Why escape isn’t the same as healing
When life grows heavy, numbing calls to us like a mirage.
A drink to quiet the nerves. A screen to scroll the hours away. A purchase to fill the hollow. A burst of workaholism to silence the questions.
For a moment, numbing seems to help. The ache dulls. The noise fades. But then the mirage evaporates, and we find ourselves not refreshed but emptier, further from the wellspring of life.
Anesthesia vs. Therapy
There’s a difference between anesthesia and therapy. Anesthesia dulls sensation; therapy restores vitality. One closes us off; the other opens us again.
Soul therapy can be hard: sitting in grief, going for a walk instead of collapsing, journaling when it feels easier to scroll. But therapy leaves us clearer. Numbing leaves us blurrier. Therapy steadies us. Numbing leaves us fragile.
When we anesthetize too often, we become spectators of our own lives, half-there, fogged over. We stop being participants in the drama of existence.
The Aesthetic Experience We Miss
Life is not just to be survived. It is to be felt. To savor is to treat existence as art — colors, sounds, textures, moments that flood the senses. This is the aesthetic experience that makes life rich.
Numbing steals it. When the glass is always refilled, when the scroll is endless, when the noise never stops, the subtle beauty is drowned out. The taste of bread, the timbre of a laugh, the quiet of dusk — all become background static.
We cannot savor while sedated.
A Brutal Day
Picture someone after a brutal day. Exhausted, they collapse on the couch, phone in hand. An hour passes, then two. Videos blur together, faces flash by, news scrolls endlessly. At the end, they feel duller (yet more tense) than when they began.
Contrast that with another choice: stepping outside into the evening. The air cool, stars faint, crickets sounding. The problem is not gone, but the spirit has inhaled something real. This is therapy. That was anesthesia.
Mortality and Presence
We only get one life. Numbing doesn’t just waste time — it wastes the time. It eats the irreplaceable chance to feel, to see, to taste, to experience. Mortality makes this stark: every hour anesthetized is an hour of the one and only existence we will ever have.
That doesn’t mean we must never rest or distract ourselves. It means we must know the difference: is this restoring me, or is this stealing me?
Honest Compassion
We all numb sometimes. That’s not failure; it’s human. The point isn’t to scold but to see clearly. To notice when the habit has shifted from refreshment to chronic evasion.
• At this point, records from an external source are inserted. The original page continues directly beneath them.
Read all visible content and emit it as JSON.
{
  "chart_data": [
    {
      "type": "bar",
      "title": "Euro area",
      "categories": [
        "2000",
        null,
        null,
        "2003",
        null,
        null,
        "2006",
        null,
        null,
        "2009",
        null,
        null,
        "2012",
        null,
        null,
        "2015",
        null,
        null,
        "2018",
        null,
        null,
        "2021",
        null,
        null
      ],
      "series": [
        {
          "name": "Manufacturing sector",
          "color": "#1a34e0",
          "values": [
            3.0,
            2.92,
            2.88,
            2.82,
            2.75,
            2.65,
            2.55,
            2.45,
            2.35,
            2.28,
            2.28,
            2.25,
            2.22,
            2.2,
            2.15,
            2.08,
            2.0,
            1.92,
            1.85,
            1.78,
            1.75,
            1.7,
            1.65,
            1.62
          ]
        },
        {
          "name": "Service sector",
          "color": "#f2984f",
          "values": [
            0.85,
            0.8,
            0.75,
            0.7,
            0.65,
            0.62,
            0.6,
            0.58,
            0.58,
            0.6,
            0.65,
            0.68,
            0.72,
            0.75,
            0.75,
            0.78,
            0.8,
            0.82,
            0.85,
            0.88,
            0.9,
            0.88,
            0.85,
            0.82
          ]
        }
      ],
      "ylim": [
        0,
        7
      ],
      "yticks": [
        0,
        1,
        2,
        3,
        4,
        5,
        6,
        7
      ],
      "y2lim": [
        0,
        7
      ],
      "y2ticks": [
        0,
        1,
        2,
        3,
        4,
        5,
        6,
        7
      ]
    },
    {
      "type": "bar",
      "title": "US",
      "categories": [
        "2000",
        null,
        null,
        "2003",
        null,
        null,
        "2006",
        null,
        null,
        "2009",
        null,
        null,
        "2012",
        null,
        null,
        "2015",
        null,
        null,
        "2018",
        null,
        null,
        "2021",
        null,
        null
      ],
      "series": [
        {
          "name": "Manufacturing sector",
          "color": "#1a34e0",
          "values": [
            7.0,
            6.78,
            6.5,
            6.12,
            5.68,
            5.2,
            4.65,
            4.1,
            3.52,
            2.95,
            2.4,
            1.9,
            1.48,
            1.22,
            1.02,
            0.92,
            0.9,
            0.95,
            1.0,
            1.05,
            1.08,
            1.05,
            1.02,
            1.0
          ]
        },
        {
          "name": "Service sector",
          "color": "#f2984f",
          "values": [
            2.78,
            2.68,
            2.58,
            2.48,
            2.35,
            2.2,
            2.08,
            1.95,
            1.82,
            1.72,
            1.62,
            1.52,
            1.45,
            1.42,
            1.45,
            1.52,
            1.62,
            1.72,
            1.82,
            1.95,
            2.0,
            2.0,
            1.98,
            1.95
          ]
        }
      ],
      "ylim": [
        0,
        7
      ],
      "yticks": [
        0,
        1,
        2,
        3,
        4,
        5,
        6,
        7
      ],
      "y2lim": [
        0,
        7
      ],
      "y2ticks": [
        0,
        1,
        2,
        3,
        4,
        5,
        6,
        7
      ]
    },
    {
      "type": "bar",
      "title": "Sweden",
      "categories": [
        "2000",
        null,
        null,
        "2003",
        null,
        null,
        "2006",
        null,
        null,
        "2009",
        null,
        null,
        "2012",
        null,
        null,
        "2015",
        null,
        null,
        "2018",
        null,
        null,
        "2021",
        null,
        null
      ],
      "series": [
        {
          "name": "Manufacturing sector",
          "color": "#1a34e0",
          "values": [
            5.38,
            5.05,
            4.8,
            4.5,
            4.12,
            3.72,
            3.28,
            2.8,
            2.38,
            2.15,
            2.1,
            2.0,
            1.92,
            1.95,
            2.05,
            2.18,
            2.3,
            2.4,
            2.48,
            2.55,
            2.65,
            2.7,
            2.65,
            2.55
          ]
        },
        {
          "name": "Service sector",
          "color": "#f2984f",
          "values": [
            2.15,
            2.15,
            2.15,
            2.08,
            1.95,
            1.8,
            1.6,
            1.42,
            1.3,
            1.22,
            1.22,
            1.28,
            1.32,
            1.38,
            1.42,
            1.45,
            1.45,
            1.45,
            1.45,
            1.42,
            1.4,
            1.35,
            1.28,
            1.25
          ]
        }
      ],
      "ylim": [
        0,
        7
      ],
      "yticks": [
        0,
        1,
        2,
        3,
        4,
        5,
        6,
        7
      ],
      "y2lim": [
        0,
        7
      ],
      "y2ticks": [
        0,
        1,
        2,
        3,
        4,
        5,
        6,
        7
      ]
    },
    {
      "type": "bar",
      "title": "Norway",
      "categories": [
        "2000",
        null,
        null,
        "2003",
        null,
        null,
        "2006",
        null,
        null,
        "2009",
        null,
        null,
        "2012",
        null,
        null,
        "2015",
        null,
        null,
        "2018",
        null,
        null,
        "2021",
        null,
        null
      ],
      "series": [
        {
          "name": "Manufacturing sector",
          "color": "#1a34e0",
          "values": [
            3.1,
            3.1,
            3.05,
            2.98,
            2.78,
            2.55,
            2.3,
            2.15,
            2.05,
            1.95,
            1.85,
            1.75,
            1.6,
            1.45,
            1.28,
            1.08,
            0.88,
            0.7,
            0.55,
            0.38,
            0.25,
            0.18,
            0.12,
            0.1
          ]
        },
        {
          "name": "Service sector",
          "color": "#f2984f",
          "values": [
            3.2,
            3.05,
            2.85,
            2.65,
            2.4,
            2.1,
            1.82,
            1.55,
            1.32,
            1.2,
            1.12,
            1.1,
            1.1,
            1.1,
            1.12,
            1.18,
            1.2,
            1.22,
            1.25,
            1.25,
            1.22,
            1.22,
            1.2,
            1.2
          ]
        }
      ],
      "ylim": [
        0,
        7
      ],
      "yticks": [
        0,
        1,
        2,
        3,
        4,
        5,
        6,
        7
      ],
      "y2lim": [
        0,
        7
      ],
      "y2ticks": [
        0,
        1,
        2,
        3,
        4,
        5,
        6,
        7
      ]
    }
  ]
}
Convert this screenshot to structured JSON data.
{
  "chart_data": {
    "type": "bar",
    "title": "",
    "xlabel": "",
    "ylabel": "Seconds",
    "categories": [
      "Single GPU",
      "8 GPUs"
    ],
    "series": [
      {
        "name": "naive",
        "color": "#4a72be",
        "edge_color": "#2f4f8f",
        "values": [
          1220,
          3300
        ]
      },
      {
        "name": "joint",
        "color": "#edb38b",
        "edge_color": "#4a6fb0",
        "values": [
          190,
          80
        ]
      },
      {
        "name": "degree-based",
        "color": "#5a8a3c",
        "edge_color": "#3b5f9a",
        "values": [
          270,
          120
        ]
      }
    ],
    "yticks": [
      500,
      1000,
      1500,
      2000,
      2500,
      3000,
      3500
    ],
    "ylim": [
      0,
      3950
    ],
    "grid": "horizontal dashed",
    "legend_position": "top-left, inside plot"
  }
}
To ask: is this helping me live, or helping me hide?
With honesty, we can turn back. We can choose the therapies that open us instead of the anesthetics that close us.
Closing Thought
The mirage of numbing tempts us with ease, but what we crave is not ease — it’s life. And life is aesthetic: vivid, textured, sensory, filled with meaning.
So when the fog calls, pause. Ask whether the choice before you is anesthesia or therapy. Choose what restores.
Because you don’t just want to survive this life. You want to savor it — fully, awake, alive.